Minimal PI-systems with all points are multiply minimal
Zijie Lin, Kangbo Ouyang
TL;DR
The paper constructs a minimal subshift $(X^*,\sigma)$ that is an open proximal extension of its maximal equicontinuous factor (an odometer) and proves that every $x\in X^*$ is multiply recurrent minimal, i.e., $x^{(d)}$ is recurrent for $\tau_d$ for all $d\ge2$. The approach realizes multiple recurrence within finite words by an inductive word-construction guided by a key combinatorial Lemma $l:\mathrm{combin}$, inspired by Oprocha's doubly minimal example. This yields a minimal PI-system with all points multiply minimal, answering HSY22 in the affirmative.

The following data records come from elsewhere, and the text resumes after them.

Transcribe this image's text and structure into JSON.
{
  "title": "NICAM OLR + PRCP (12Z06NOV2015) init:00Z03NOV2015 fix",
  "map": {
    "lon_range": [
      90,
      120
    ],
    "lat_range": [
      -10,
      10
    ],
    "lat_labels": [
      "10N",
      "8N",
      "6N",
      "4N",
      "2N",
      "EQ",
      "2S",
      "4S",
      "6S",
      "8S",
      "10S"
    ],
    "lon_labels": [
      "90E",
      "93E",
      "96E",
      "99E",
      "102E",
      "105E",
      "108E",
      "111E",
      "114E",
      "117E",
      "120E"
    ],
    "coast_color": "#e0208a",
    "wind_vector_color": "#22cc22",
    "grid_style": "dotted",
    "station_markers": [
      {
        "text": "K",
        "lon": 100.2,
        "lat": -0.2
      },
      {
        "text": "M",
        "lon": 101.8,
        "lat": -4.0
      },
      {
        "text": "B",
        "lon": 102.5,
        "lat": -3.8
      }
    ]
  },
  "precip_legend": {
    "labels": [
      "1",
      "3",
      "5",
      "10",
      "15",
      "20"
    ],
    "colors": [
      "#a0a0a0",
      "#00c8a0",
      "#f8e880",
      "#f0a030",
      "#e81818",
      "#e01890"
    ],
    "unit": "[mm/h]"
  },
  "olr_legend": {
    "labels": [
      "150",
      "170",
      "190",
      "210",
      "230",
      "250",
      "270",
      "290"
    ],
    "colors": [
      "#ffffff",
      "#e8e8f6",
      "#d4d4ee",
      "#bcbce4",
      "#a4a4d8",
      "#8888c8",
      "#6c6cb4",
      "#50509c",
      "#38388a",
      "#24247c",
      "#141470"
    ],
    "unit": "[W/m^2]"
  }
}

The paper also clarifies the structure around PI-systems via the structure theorem and demonstrates openness of the maximal equicontinuous-factor map to the odometer. Overall, the construction provides a new canonical example of a minimal PI-system with strong recurrence properties and a proximal-open extension to an equicontinuous factor.
Abstract
We construct a minimal subshift \((X^{*},σ)\) that serves as an open proximal extension of its maximal equicontinuous factor. We establish that every point in this subshift is multiply recurrent minimal. This work solves an open problem raised by Huang, Shao and Ye regarding the existence of minimal PI-systems such that each point is multiply minimal.